We have the same scenario with battery metals like lithium nickel and copper needed for electrification of the world. There are many other commodities that I have not mentioned, but safe to say I am bullish on most of them.

In the coming commodity super cycle we will see massive amounts of passive funds crowding into the different commodity sectors. Passive investing has increased by a lot the last 10 years, and this will hit the very small markets like a ton of bricks. This will have a bigger impact than most people can imagine. When 50% of the market is passive, it will be very different from the bull run in the early 2000s. Passive flows say: let’s buy what is going up no matter the price. Because of this you get big moves. I believe we will see new all time highs in most of the commodity sectors. Many of the sectors today are trading for a total value under the value of companies like Apple or Amazon. When passive funds see the outperformance of the different commodity sectors sustained over time, we will see a rotation away from growth/tech stocks. It is just a question of time. 

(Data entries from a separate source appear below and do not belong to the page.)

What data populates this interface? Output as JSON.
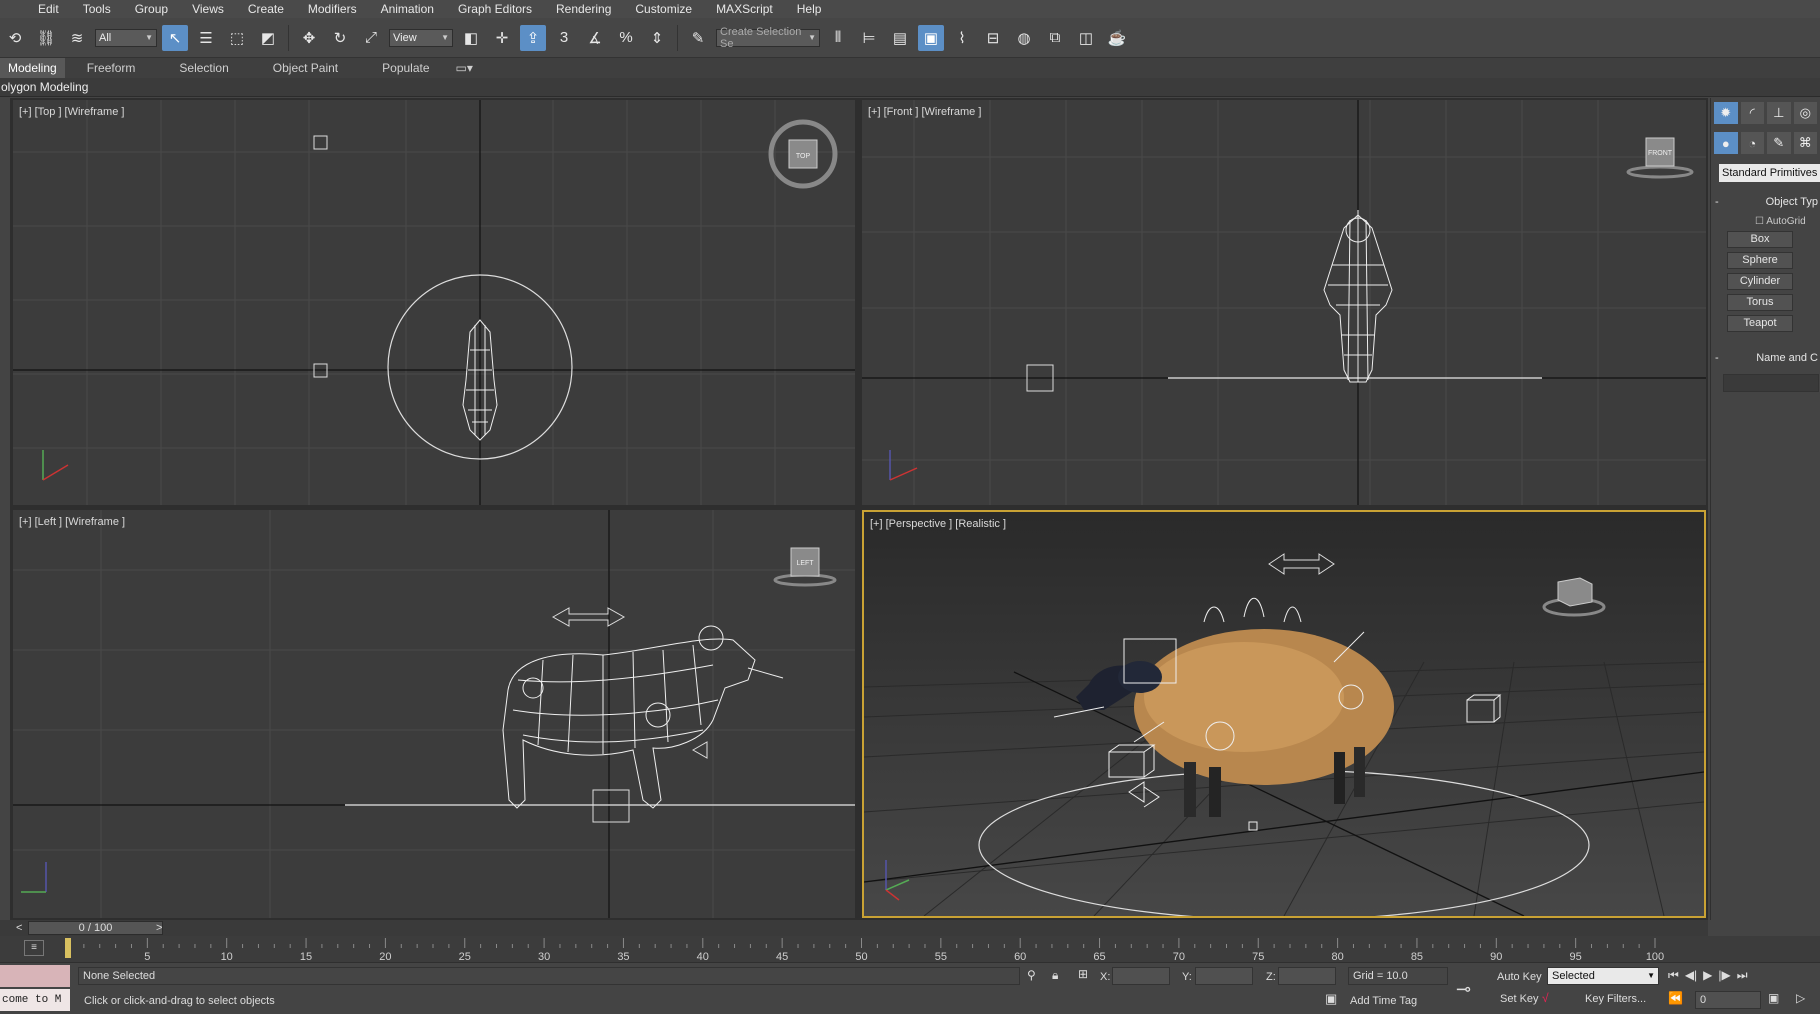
{
  "menu": [
    "Edit",
    "Tools",
    "Group",
    "Views",
    "Create",
    "Modifiers",
    "Animation",
    "Graph Editors",
    "Rendering",
    "Customize",
    "MAXScript",
    "Help"
  ],
  "toolbar": {
    "filter_value": "All",
    "ref_coord_value": "View",
    "selection_set_placeholder": "Create Selection Se",
    "snap_labels": [
      "3",
      "%"
    ]
  },
  "ribbon": {
    "tabs": [
      "Modeling",
      "Freeform",
      "Selection",
      "Object Paint",
      "Populate"
    ],
    "subtitle": "olygon Modeling"
  },
  "viewports": {
    "top": {
      "label": "[+] [Top ] [Wireframe ]",
      "cube": "TOP"
    },
    "front": {
      "label": "[+] [Front ] [Wireframe ]",
      "cube": "FRONT"
    },
    "left": {
      "label": "[+] [Left ] [Wireframe ]",
      "cube": "LEFT"
    },
    "perspective": {
      "label": "[+] [Perspective ] [Realistic ]"
    }
  },
  "command_panel": {
    "category": "Standard Primitives",
    "rollout_object_type": "Object Typ",
    "autogrid": "AutoGrid",
    "buttons": [
      "Box",
      "Sphere",
      "Cylinder",
      "Torus",
      "Teapot"
    ],
    "right_buttons_partial": [
      "",
      "G",
      "",
      "",
      ""
    ],
    "rollout_name": "Name and C"
  },
  "timeline": {
    "frame": "0 / 100",
    "ticks": [
      "5",
      "10",
      "15",
      "20",
      "25",
      "30",
      "35",
      "40",
      "45",
      "50",
      "55",
      "60",
      "65",
      "70",
      "75",
      "80",
      "85",
      "90",
      "95",
      "100"
    ]
  },
  "status": {
    "selection": "None Selected",
    "prompt": "Click or click-and-drag to select objects",
    "maxscript": "come to M",
    "x_label": "X:",
    "y_label": "Y:",
    "z_label": "Z:",
    "grid": "Grid = 10.0",
    "add_time_tag": "Add Time Tag",
    "auto_key": "Auto Key",
    "set_key": "Set Key",
    "key_mode": "Selected",
    "key_filters": "Key Filters...",
    "current_frame": "0"
  }
}
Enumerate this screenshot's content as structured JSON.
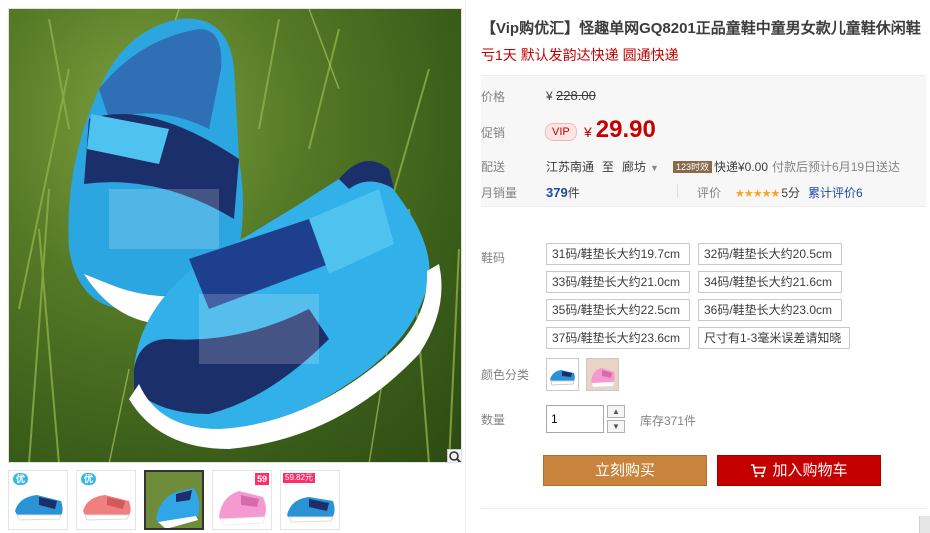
{
  "title": "【Vip购优汇】怪趣单网GQ8201正品童鞋中童男女款儿童鞋休闲鞋",
  "subtitle": "亏1天 默认发韵达快递 圆通快递",
  "price": {
    "label": "价格",
    "currency": "¥",
    "original": "228.00"
  },
  "promo": {
    "label": "促销",
    "badge": "VIP",
    "currency": "¥",
    "price": "29.90"
  },
  "shipping": {
    "label": "配送",
    "from": "江苏南通",
    "to_word": "至",
    "to": "廊坊",
    "tag": "123时效",
    "fee": "快递¥0.00",
    "eta": "付款后预计6月19日送达"
  },
  "sales": {
    "label": "月销量",
    "count": "379",
    "unit": "件",
    "rating_label": "评价",
    "stars": "★★★★★",
    "score": "5分",
    "review_text": "累计评价6"
  },
  "sizes": {
    "label": "鞋码",
    "options": [
      "31码/鞋垫长大约19.7cm",
      "32码/鞋垫长大约20.5cm",
      "33码/鞋垫长大约21.0cm",
      "34码/鞋垫长大约21.6cm",
      "35码/鞋垫长大约22.5cm",
      "36码/鞋垫长大约23.0cm",
      "37码/鞋垫长大约23.6cm",
      "尺寸有1-3毫米误差请知晓"
    ]
  },
  "colors": {
    "label": "颜色分类",
    "options": [
      "blue-shoe",
      "pink-shoe"
    ]
  },
  "quantity": {
    "label": "数量",
    "value": "1",
    "stock": "库存371件"
  },
  "buttons": {
    "buy": "立刻购买",
    "cart": "加入购物车"
  },
  "thumbnails": [
    {
      "tag": "优",
      "colors": [
        "#2a93d5",
        "#1a2f6a"
      ]
    },
    {
      "tag": "优",
      "colors": [
        "#f08080",
        "#d35a5a"
      ]
    },
    {
      "tag": "",
      "colors": [
        "#2fa7e6",
        "#1d2e6b"
      ]
    },
    {
      "tag": "",
      "badge": "59",
      "colors": [
        "#f59ad0",
        "#d66aac"
      ]
    },
    {
      "tag": "",
      "badge2": "59.82元",
      "colors": [
        "#2a93d5",
        "#1d2e6b"
      ]
    }
  ],
  "accent": {
    "price_red": "#c40000",
    "buy_orange": "#c8843d",
    "link_blue": "#1e4aa8"
  }
}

We are seeing some evidence for this already. Again, I will give some examples from the uranium sector, because it is the one I am following the closest. In Australia Paladin will be included on ASX 200 and 300 later this year. This means that there will be passive flows coming into the company and give the valuation of the company a tailwind. In Canada we have the same situation with Nexgen and Denison Mines will be added to the S&P/TSX Composite Index.

The picture above is a comparison between QQQ (an ETF that includes 100 of the largest companies listed on the Nasdaq stock exchange) and URNM (the NORTH SHORE GLOBAL URANIUM MINING ETF). The last year URNM has a return of 222% compared to 63% for the QQQ.

I expect this to be a trend we will see continue over the next 5 years. After overperformance the funds will rotate out of their old favorite sectors and enter the commodities sector. A couple more quarters of outperformance and we should witness the metaphor about forcing the contents of Hoover Dam through a straw coming to fruition.